South Korea’s Unification Ministry said North Korea informed it Wednesday that Kim Yo Jong, 1st vice director of the Central Committee of North Korea’s ruling Workers’ Party, would be part of the delegation led by the country’s nominal head of state Kim Yong Nam.
North Korea also said the delegation will include Choe Hwi, chairman of the country’s National Sports Guidance Committee, and Ri Son Gwon, chairman of the North’s agency that deals with inter-Korean affairs.
Seoul previously said the delegation would arrive Friday but the statement Wednesday was the first confirmation a member of the North’s ruling family would be included.
Kim Yo Jong, believed to be in her late 20s or early 30s, was promoted by her brother last year to be an alternate member of the decision-making political bureau of the ruling party’s central committee, which analysts said showed that her activities are more substantive and more important than previously thought. She is believed to be one of Kim Jong Un’s closest confidants. They were born to the same mother, Ko Yong Hui.
The war-separated rivals are cooperating for a series of conciliatory measures during the Olympics, which Seoul sees as an opportunity to ease tensions with Pyongyang following an extended period of animosity over its nuclear weapons and missiles program. Skeptics think the North is trying to use the Olympics to weakened U.S.-led sanctions and pressure against the country and buy more time to advance its nuclear weapons and missiles program.

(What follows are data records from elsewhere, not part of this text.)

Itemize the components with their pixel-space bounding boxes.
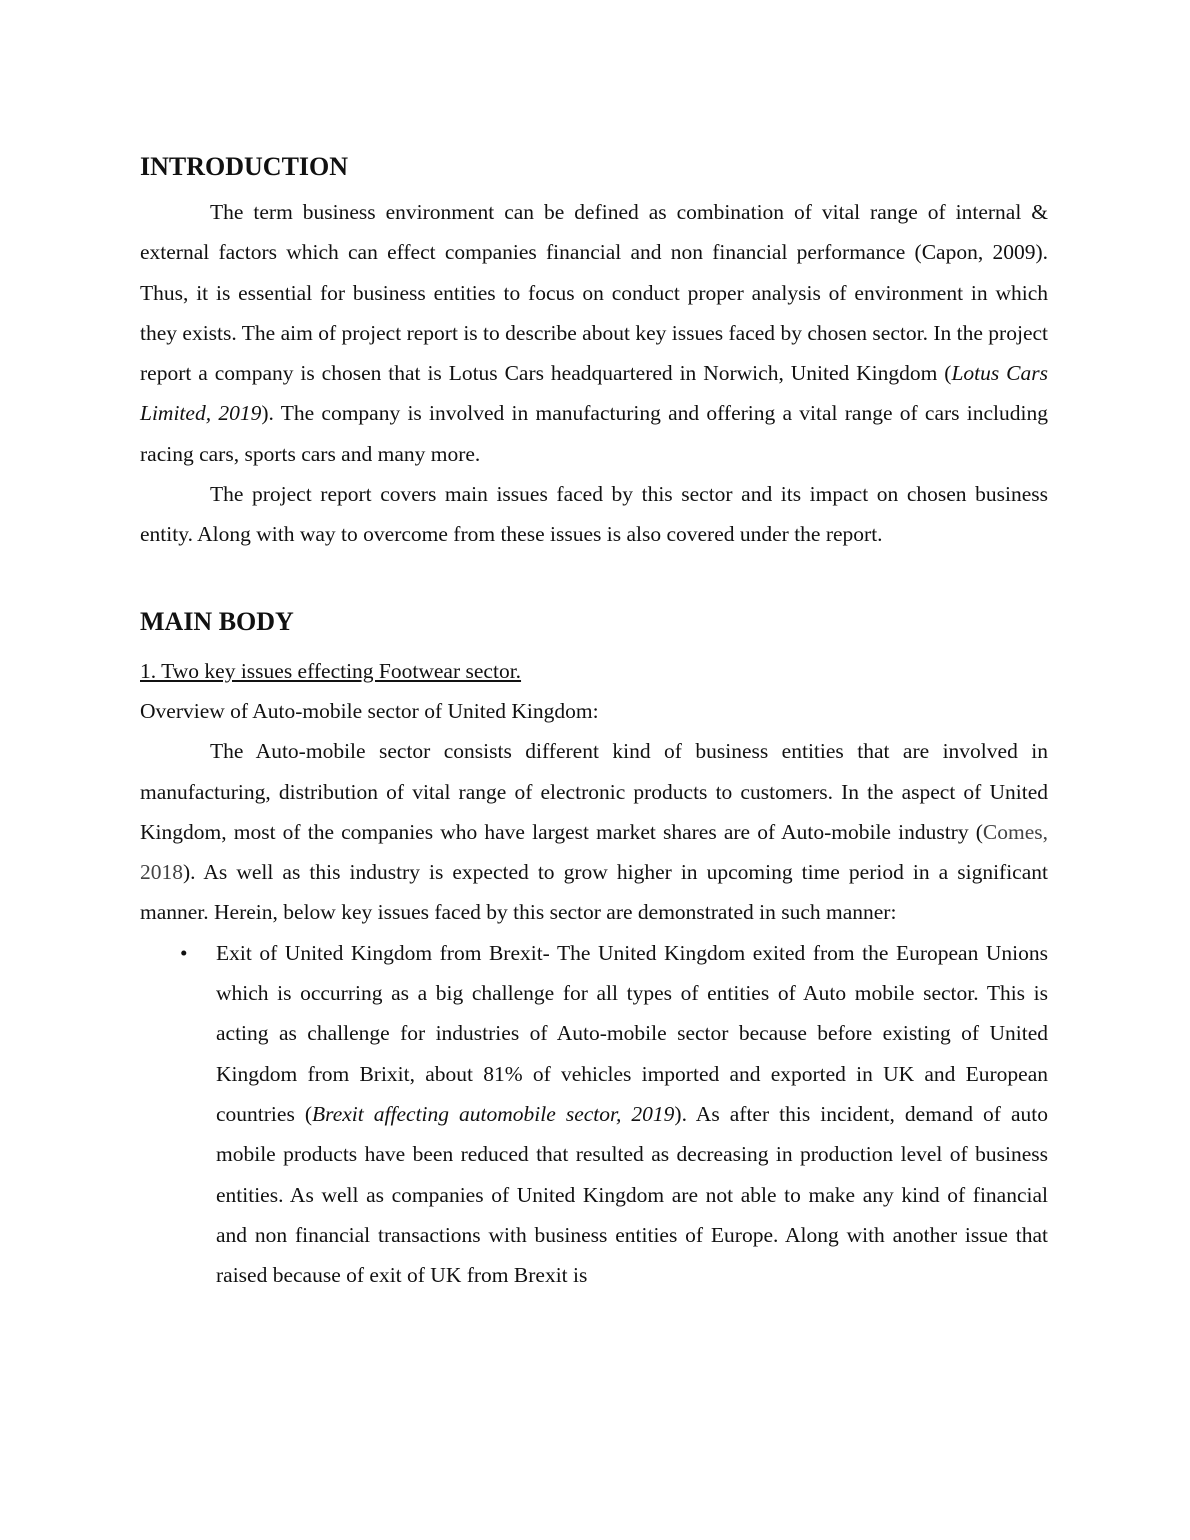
main-body-heading: MAIN BODY xyxy=(140,606,294,636)
document-page xyxy=(140,150,1048,1295)
intro-paragraph-1 xyxy=(140,192,1048,474)
overview-label: Overview of Auto-mobile sector of United Kingdom: xyxy=(140,698,599,723)
list-item xyxy=(140,933,1048,1296)
main-paragraph-1 xyxy=(140,731,1048,932)
intro-p1-citation: Lotus Cars Limited, 2019 xyxy=(140,361,1048,426)
issues-bullet-list xyxy=(140,933,1048,1296)
intro-p1-text-2: ). The company is involved in manufacturing and offering a vital range of cars including racing cars, sports cars and many more. xyxy=(140,401,1049,466)
section-subheading-text: 1. Two key issues effecting Footwear sector. xyxy=(140,658,522,683)
bullet-paragraph xyxy=(216,933,1048,1296)
bullet-icon: • xyxy=(180,940,188,965)
intro-paragraph-2: The project report covers main issues faced by this sector and its impact on chosen business entity. Along with way to overcome from these issues is also covered under the report. xyxy=(140,482,1048,547)
main-p1-citation: Comes, 2018 xyxy=(140,819,1048,885)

North Korea has 22 athletes competing in the Winter Olympics but also has sent artists and a cheering squad.
A decision by South Korea to send the artists by sea has triggered debate in the South, where conservatives saw the move as a sure-fire sign that the North is trying to use the Olympics to ease the pressure against the country.
South Korea is reviewing whether to meet North Korea’s request to provide fuel to the ferry that transported the artists. Seoul exempted the ferry from sanctions to allow it in South Korean waters.
“We will closely discuss with the United States and other related nations the matter of providing convenience to the Mangyongbong ferry so that no problem regarding sanctions would occur,” Seoul’s Unification Ministry spokesman Baik Tae-hyun said.